Petar Belic raised his racquet high in the air, his body arched back in the service motion recognizable to thousands of tennis fans around the world. His long, evenly tanned legs stretched upwards taking his feet off the ground. The sun glinted on his gold bracelet as his arm came over his head. His opponent had just enough time to register that it was going to be a smash as the racquet bore down. A nanosecond later the ball whizzed past him in a fluorescent yellow blur, crashed onto the service line and bounced out of court.
Oh, this book had so much promise…and then it caught the net a few times and slowly double-faulted its way to end. No tie break, no deuce, it just fizzled out.
I’m sorry, I just had to. It’s the Wimbledon finals weekend and this book was just so lame.
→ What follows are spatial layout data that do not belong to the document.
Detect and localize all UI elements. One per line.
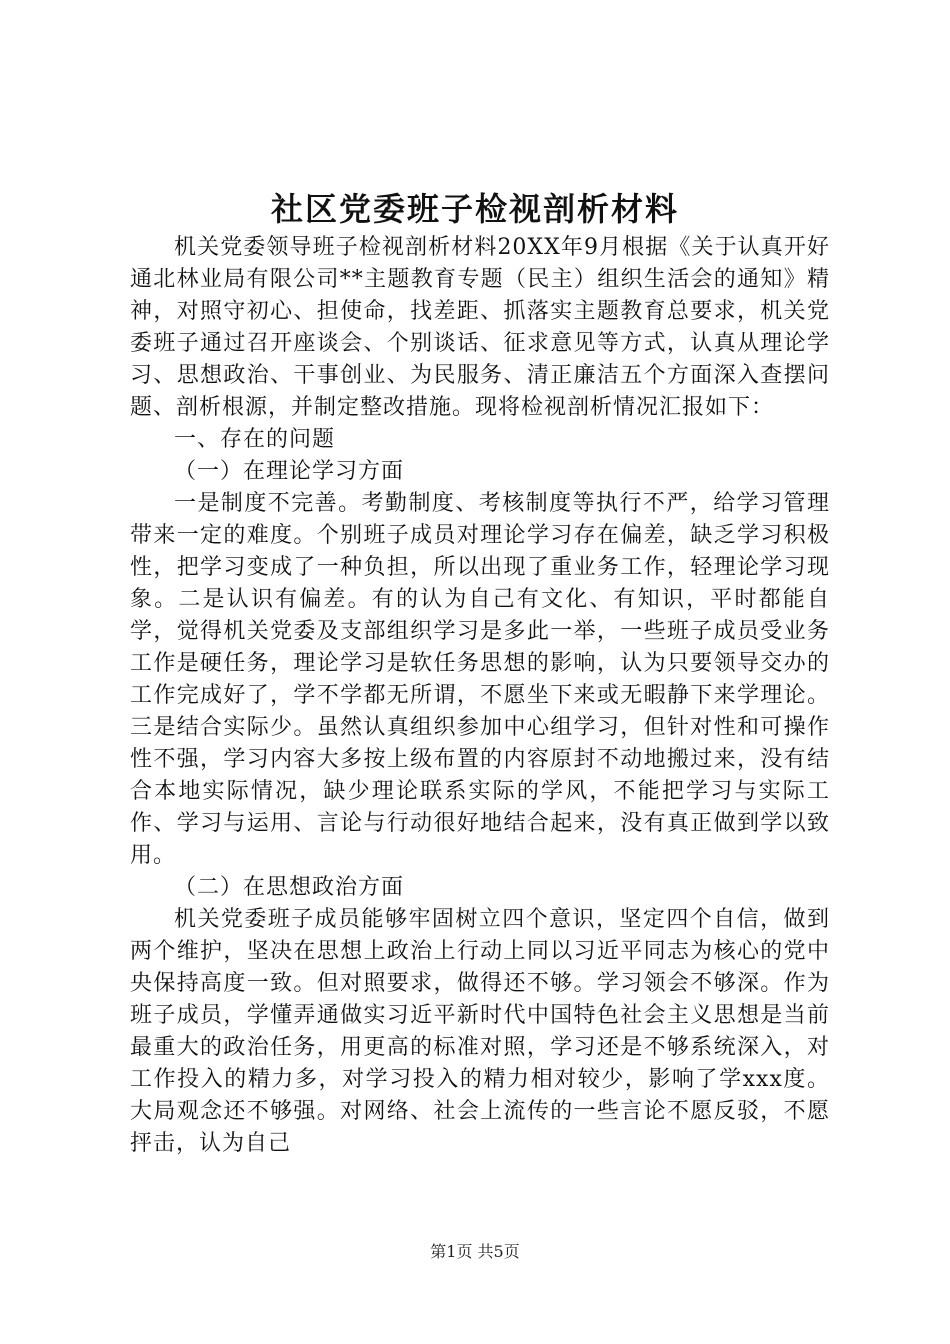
page-number-footer: 第1页 共5页 (430, 1242, 520, 1261)
subsection-heading-theory-study: （一）在理论学习方面 (174, 459, 405, 484)
political-thought-paragraph: 机关党委班子成员能够牢固树立四个意识，坚定四个自信，做到两个维护，坚决在思想上政治上行动上同以习近平同志为核心的党中央保持高度一致。但对照要求，做得还不够。学习领会不够深。作为班子成员，学懂弄通做实习近平新时代中国特色社会主义思想是当前最重大的政治任务，用更高的标准对照，学习还是不够系统深入，对工作投入的精力多，对学习投入的精力相对较少，影响了学xxx度。大局观念还不够强。对网络、社会上流传的一些言论不愿反驳，不愿抨击，认为自己 (130, 907, 830, 1156)
document-body (130, 232, 830, 1160)
document-title: 社区党委班子检视剖析材料 (270, 190, 679, 228)
theory-study-paragraph: 一是制度不完善。考勤制度、考核制度等执行不严，给学习管理带来一定的难度。个别班子成员对理论学习存在偏差，缺乏学习积极性，把学习变成了一种负担，所以出现了重业务工作，轻理论学习现象。二是认识有偏差。有的认为自己有文化、有知识，平时都能自学，觉得机关党委及支部组织学习是多此一举，一些班子成员受业务工作是硬任务，理论学习是软任务思想的影响，认为只要领导交办的工作完成好了，学不学都无所谓，不愿坐下来或无暇静下来学理论。三是结合实际少。虽然认真组织参加中心组学习，但针对性和可操作性不强，学习内容大多按上级布置的内容原封不动地搬过来，没有结合本地实际情况，缺少理论联系实际的学风，不能把学习与实际工作、学习与运用、言论与行动很好地结合起来，没有真正做到学以致用。 (130, 491, 830, 868)
intro-paragraph: 机关党委领导班子检视剖析材料20XX年9月根据《关于认真开好通北林业局有限公司**主题教育专题（民主）组织生活会的通知》精神，对照守初心、担使命，找差距、抓落实主题教育总要求，机关党委班子通过召开座谈会、个别谈话、征求意见等方式，认真从理论学习、思想政治、干事创业、为民服务、清正廉洁五个方面深入查摆问题、剖析根源，并制定整改措施。现将检视剖析情况汇报如下： (130, 235, 830, 420)
section-heading-problems: 一、存在的问题 (174, 427, 336, 452)
subsection-heading-political-thought: （二）在思想政治方面 (174, 875, 405, 900)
The only other thing more disappointing this morning was that my tv (or rather my freesat box) kicked the bucket – which means I have an hour to find a new one or watch the men’s final at either a friends or at the tennis club…
Back to the book: the writing was lame, there was no atmosphere, and the D.I. dealing with the case was new in the job and pandered to constant patronising by her colleagues. Blergh.
What was the point that killed it off completely was the pretty huge mistake at the very end of the book where the solution is presented.
Stealing a diabetic’s insulin will not give them a hypo. Pretty much the reverse actually. Diabetic coma induced by skyrocketing blood sugar levels perhaps, but not a hypo.